»

[desiv]

I couldn't download anything from there from my Amiga using either iBrowse or AWeb.

I poked my laptop at it, and Avast AV said it stopped a bad program....
I couldn't download from there either.
(Every thing I tried to DL actually downloads a script that's encoded, that sounds bad...)

(Note: don't go running there if you have Windows just to see if it's safe! :-)

desiv

[Gulliver]

I also get a similar virus alert with NOD32

[darkage]

I got similar too for Symantec.. Probably a real threat since other Virus Scanners are picking it up..

[LoadWB]

AVG: Script/Exploit.Kit

[Paulie85]

Slightly off topic but Norton 360 always shreds Hollywood on my PC before I can use it.

[Duce]

Same thing here - main page flags Eset NOD32/Eset Smart Security the minute I visit the main Aminet page.

[Piru]

Yes, aminet is infected. It attempts a drive-by attacks against windows systems via java vulnerability, at least. It likely attempts to use several attack vectors depending on the targets system: java, flash, pdf, and vulnerabilities in the browsers themselves.

Here's how you can see the initial javascript payload regardless of the platform:

Code:

curl --user-agent 'Mozilla/5.0 (compatible; MSIE 9.0; Windows NT 6.1; Trident/5.0)' http://aminet.net/util/arc/lha.run | less

Modifying e(s) the end of the code to document.write(s) we can see the actual payload decoded. It opens an iframe with URL "http://<censored>.ibiz.cc/?go=2" that'll perform the actual drive-by attack:

[Lurch]

aminet is toast, explains why grunch is dying

[Robert17]

I hope it can be sorted out, Where would we be without Aminet? :-(

[carls]

Quote:

Originally Posted by Robert17

I hope it can be sorted out, Where would we be without Aminet? :-(

Don't fear, you don't need the web for everything... yet.

Code:

ncftp> open ftp.aminet.net
Connecting to 69.163.220.116...
ProFTPD 1.3.3a Server (My FTP server) [::ffff:69.163.220.116]
Logging in...
Anonymous access granted, restrictions apply
Logged in to ftp.aminet.net.
ncftp / > ls
biz/                      gfx/                      pix/
comm/                     INDEX                     pub/
demo/                     INDEX.gz                  README.BEFORE.UPLOAD
dev/                      info/                     RECENT
disk/                     man                       RECENT.gz
docs/                     misc/                     robots.txt
driver/                   mods/                     text/
favicon.gif               MOTD                      touch
favicon.ico               mus/                      TREE
game/                     new/                      util/
ncftp / >

[Piru]

Quote:

Originally Posted by carls

Don't fear, you don't need the web for everything... yet.

Unfortunately you cannot trust anything coming from aminet at this stage.
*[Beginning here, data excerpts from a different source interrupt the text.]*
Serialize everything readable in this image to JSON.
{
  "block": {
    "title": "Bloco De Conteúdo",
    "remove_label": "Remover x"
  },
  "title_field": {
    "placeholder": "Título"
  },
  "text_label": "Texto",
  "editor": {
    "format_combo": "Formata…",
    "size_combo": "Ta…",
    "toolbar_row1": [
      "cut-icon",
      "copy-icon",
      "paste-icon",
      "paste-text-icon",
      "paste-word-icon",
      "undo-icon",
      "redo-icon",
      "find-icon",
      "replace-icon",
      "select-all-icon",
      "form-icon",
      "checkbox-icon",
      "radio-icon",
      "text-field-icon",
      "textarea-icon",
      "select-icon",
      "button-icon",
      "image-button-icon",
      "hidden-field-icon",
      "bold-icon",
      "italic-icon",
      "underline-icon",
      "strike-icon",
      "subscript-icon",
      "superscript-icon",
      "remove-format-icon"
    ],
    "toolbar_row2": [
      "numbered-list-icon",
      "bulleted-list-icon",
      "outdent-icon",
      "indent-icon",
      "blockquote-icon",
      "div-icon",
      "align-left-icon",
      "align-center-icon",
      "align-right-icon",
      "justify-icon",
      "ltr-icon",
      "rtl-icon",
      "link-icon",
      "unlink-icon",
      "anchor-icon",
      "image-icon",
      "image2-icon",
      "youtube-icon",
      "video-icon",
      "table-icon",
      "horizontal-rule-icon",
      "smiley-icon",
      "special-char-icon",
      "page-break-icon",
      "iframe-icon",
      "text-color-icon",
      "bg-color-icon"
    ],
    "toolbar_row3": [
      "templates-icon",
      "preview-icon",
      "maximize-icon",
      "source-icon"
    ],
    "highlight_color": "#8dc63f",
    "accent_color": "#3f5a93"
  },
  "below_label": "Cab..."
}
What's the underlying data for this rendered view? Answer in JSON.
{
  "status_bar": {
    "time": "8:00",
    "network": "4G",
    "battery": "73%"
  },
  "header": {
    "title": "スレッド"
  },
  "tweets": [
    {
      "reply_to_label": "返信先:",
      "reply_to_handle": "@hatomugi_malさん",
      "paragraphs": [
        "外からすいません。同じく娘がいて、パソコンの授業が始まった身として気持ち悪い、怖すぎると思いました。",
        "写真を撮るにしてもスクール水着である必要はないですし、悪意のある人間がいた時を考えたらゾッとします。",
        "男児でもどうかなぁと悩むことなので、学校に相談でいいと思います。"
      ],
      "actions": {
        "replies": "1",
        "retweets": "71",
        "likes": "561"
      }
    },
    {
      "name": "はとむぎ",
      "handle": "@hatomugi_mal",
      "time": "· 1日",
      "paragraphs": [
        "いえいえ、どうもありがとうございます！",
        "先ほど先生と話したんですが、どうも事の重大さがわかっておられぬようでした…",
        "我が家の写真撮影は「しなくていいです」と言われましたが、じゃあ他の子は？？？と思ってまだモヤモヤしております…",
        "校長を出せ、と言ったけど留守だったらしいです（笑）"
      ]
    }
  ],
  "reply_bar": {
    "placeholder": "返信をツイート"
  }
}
The FTP could be distributing malware as well, though luckily windows binaries are in the minority...

[cgutjahr]

Thanks for pointing out the problem. Unfortunately, I'm on my way out, and I won't be back in civilisation until Sunday. I alarmed the server admin (nicomen), I hope he sees my mail asap and has the time to investigate and fix the problem.

[number6]

Quote:

Originally Posted by cgutjahr

Thanks for pointing out the problem. Unfortunately, I'm on my way out, and I won't be back in civilisation until Sunday. I alarmed the server admin (nicomen), I hope he sees my mail asap and has the time to investigate and fix the problem.

From your post March 30, 2012 on AW, I notice:

Quote:

our hoster decided to make some changes for the sake of security

Perhaps a connection?

#6

[Gulliver]

It is fixed now.
Aminet seems clean and working

[Piru]

I'd like to hear an explanation for this however. Unless if the method of original penetration can be figured out and blocked it could happen again and again (as has happened with certain other amiga related sites). Also, it seems that the domain name used to distribute the malware expired (or was changed deliberately).

Some official word from aminet would be in order I'd say.